On top of that, his personal life was a mess: Although he was still living with his wife, he was aggressively courting a 25-year-old woman who was as beautiful as she was rich.
That troubled period was perhaps the crucial turning point in John McCain's life, and the decisions that he made then started him on the course that he hopes will take him to the White House in January.
In just a few years from those times of soul-searching in his office as Navy liaison to the Senate, Mr. McCain would have a new wife, a new home state and a bright new political star as president of the class of newly elected Republican members of the House of Representatives.
For a candidate running on character and biography, it is also an awkward time to remember: Mr. McCain abandoned his wife, who had reared their three children while he was in Vietnamese prisons, and he then began his political career with the resources of his new wife's family.
<snip>
John and Carol McCain had separated once briefly after they moved to Washington, when he moved his gear into his mother's house on Connecticut Avenue. That was the first hint that Joe McCain, John's younger brother, had of any marital problems, for neither John nor Carol confided much about personal problems.
''I remember asking him one time,'' Joe McCain recalled. ''I said: 'You don't look so happy. You want to talk about it?' And he said, 'No, pal.' ''
That separation lasted about two weeks and was not repeated until the final split, said their son Andy, and even close family friends never knew about it. To outsiders, who often visited the McCain household, the marriage seemed as close as ever.
''They were definitely living together as man and wife when I was there,'' recalled Mr. Smith, the former instructor pilot, who moved to Washington and lived with the McCains in their home from about February through May 1979. ''And there were no signs of strain.
''For somebody to say that they were separated or at each other's throats is just nonsense,'' Mr. Smith said.
Yet at precisely the time that Mr. Smith was a guest in what appeared to be a happy household, in April 1979, Mr. McCain accompanied a group of senators on a trip to China. The Navy threw a big cocktail party for the group during a stopover in Honolulu.
''John and I were talking, and then somebody tapped me on the shoulder and I turned around and exchanged a few words,'' said Albert A. Lakeland, then a Senate staff member. ''When I turned around, John was gone. I looked around, and he was making a beeline for this very attractive blond woman.
''He spent the whole party talking to her, and he kept avoiding me when I approached,'' Mr. Lakeland said. After the reception, Mr. McCain and the young woman, Cindy Hensley, went out to dinner, and the romance blossomed.
Mr. McCain continued to pursue Miss Hensley, calling her to keep in touch. When she thanked him for sending flowers that had just arrived (signed ''John'') he said it was nothing. As she discovered years later, they were from another man named John.

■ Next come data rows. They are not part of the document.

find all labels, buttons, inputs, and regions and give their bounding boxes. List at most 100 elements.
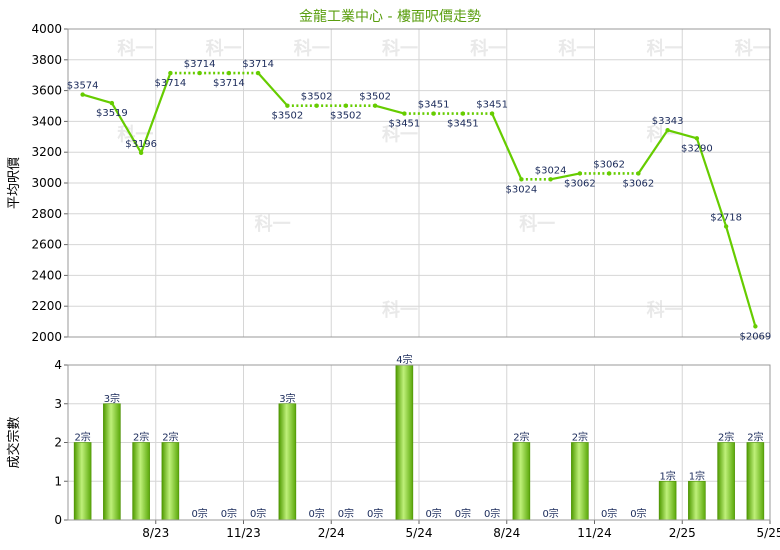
price-data-label: $3451 <box>447 119 479 130</box>
price-line-segment <box>82 93 113 105</box>
price-point <box>80 92 85 97</box>
price-point <box>519 177 524 182</box>
price-data-label: $3519 <box>96 108 128 119</box>
price-point <box>255 70 261 76</box>
price-data-label: $3714 <box>184 59 216 70</box>
price-point <box>431 111 436 116</box>
x-tick-label: 8/23 <box>142 526 169 540</box>
volume-data-label: 2宗 <box>74 431 90 444</box>
watermark-text: 科一 <box>470 37 506 59</box>
price-point <box>226 70 232 76</box>
price-data-label: $3062 <box>622 178 654 189</box>
price-data-label: $3502 <box>359 92 391 103</box>
volume-bar <box>688 480 706 521</box>
price-line-segment <box>725 226 757 327</box>
price-y-tick-label: 2400 <box>31 268 62 282</box>
price-point <box>460 111 466 116</box>
price-line-segment <box>140 72 172 154</box>
price-line-segment <box>491 113 523 180</box>
price-point <box>694 136 700 141</box>
price-data-label: $3574 <box>67 81 99 92</box>
volume-data-label: 0宗 <box>191 507 207 520</box>
watermark-text: 科一 <box>558 37 594 59</box>
price-y-tick-label: 3600 <box>31 84 62 98</box>
volume-bar <box>717 442 735 521</box>
price-data-label: $3062 <box>593 159 625 170</box>
price-line-segment <box>637 129 669 175</box>
price-y-tick-label: 4000 <box>31 22 62 36</box>
volume-bar <box>395 364 414 521</box>
price-point <box>168 70 173 76</box>
price-point <box>138 150 144 156</box>
price-data-label: $3714 <box>242 59 274 70</box>
volume-data-label: 2宗 <box>513 431 529 444</box>
price-panel: 科一科一科一科一科一科一科一科一科一科一科一科一科一科一科一科一20002200… <box>7 22 771 344</box>
price-data-label: $3196 <box>125 139 157 150</box>
volume-panel: 0 1 2 3 4 8/23 11/23 2/24 5/24 8/24 11/24 2/25 5/25 2… <box>6 353 780 540</box>
watermark-text: 科一 <box>255 213 291 235</box>
price-data-label: $3451 <box>418 100 450 111</box>
watermark-text: 科一 <box>117 37 153 59</box>
price-point <box>723 224 729 229</box>
price-y-tick-label: 2600 <box>31 238 62 252</box>
volume-data-label: 0宗 <box>542 507 558 520</box>
price-y-tick-label: 3400 <box>31 114 62 128</box>
volume-bar <box>571 442 589 521</box>
volume-bar <box>658 480 677 521</box>
volume-data-label: 3宗 <box>279 392 295 405</box>
volume-data-label: 2宗 <box>572 431 588 444</box>
x-tick-label: 11/23 <box>226 526 261 540</box>
x-tick-label: 5/24 <box>406 526 433 540</box>
price-plot-border <box>67 28 771 338</box>
x-tick-label: 11/24 <box>577 526 612 540</box>
price-data-label: $3451 <box>388 119 420 130</box>
price-data-label: $3714 <box>213 78 245 89</box>
watermark-text: 科一 <box>735 37 771 59</box>
price-line-segment <box>695 137 728 227</box>
price-point <box>402 111 407 116</box>
volume-data-label: 0宗 <box>630 507 646 520</box>
volume-data-label: 4宗 <box>396 353 412 366</box>
volume-data-label: 0宗 <box>221 507 237 520</box>
watermark-text: 科一 <box>382 37 418 59</box>
watermark-text: 科一 <box>382 124 418 146</box>
volume-data-label: 3宗 <box>104 392 120 405</box>
price-point <box>548 177 553 182</box>
volume-bar <box>73 442 92 521</box>
volume-data-label: 1宗 <box>689 469 705 482</box>
price-data-label: $2069 <box>739 331 771 342</box>
price-point <box>577 171 583 176</box>
volume-y-axis-label: 成交宗數 <box>6 416 22 468</box>
price-point <box>314 103 319 108</box>
price-data-label: $2718 <box>710 212 742 223</box>
x-tick-label: 2/25 <box>669 526 696 540</box>
price-data-label: $3343 <box>652 116 684 127</box>
price-y-tick-label: 3800 <box>31 53 62 67</box>
price-point <box>343 103 349 108</box>
price-line-segment <box>257 72 289 107</box>
price-y-tick-label: 2200 <box>31 299 62 313</box>
price-data-label: $3502 <box>301 92 333 103</box>
volume-y-tick-label: 1 <box>54 474 62 488</box>
price-data-label: $3714 <box>154 78 186 89</box>
price-data-label: $3062 <box>564 178 596 189</box>
volume-data-label: 0宗 <box>367 507 383 520</box>
volume-data-label: 0宗 <box>455 507 471 520</box>
price-point <box>489 111 495 116</box>
volume-data-label: 0宗 <box>601 507 617 520</box>
price-y-axis-label: 平均呎價 <box>7 157 22 209</box>
volume-bar <box>746 442 765 521</box>
x-tick-label: 2/24 <box>318 526 345 540</box>
price-point <box>285 103 290 108</box>
volume-data-label: 1宗 <box>659 469 675 482</box>
volume-bar <box>278 403 297 521</box>
price-point <box>665 127 670 133</box>
volume-data-label: 0宗 <box>338 507 354 520</box>
price-point <box>606 171 612 176</box>
volume-y-tick-label: 4 <box>54 358 62 372</box>
volume-data-label: 0宗 <box>484 507 500 520</box>
volume-bar <box>161 442 180 521</box>
chart-title: 金龍工業中心 - 樓面呎價走勢 <box>299 8 481 25</box>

Over the next six months, Mr. McCain pursued Miss Hensley aggressively, flying around the country to see her, and he began to push to end his marriage. Friends say that Carol McCain was in shock.
Late that year, the McCains finally separated, and Mrs. McCain accepted a divorce the next February. Mr. McCain promptly married Miss Hensley, his present wife.
Apparently none of this violates the Republican Family Values Credo, probably because Cindy was to become an extremely wealthy heiress and was already rich at the time John McCain began his adulterous affair with her.
I wonder what those "older, white women voters" who say that they will vote for McCain if Hillary isn't on the ballot this year would think?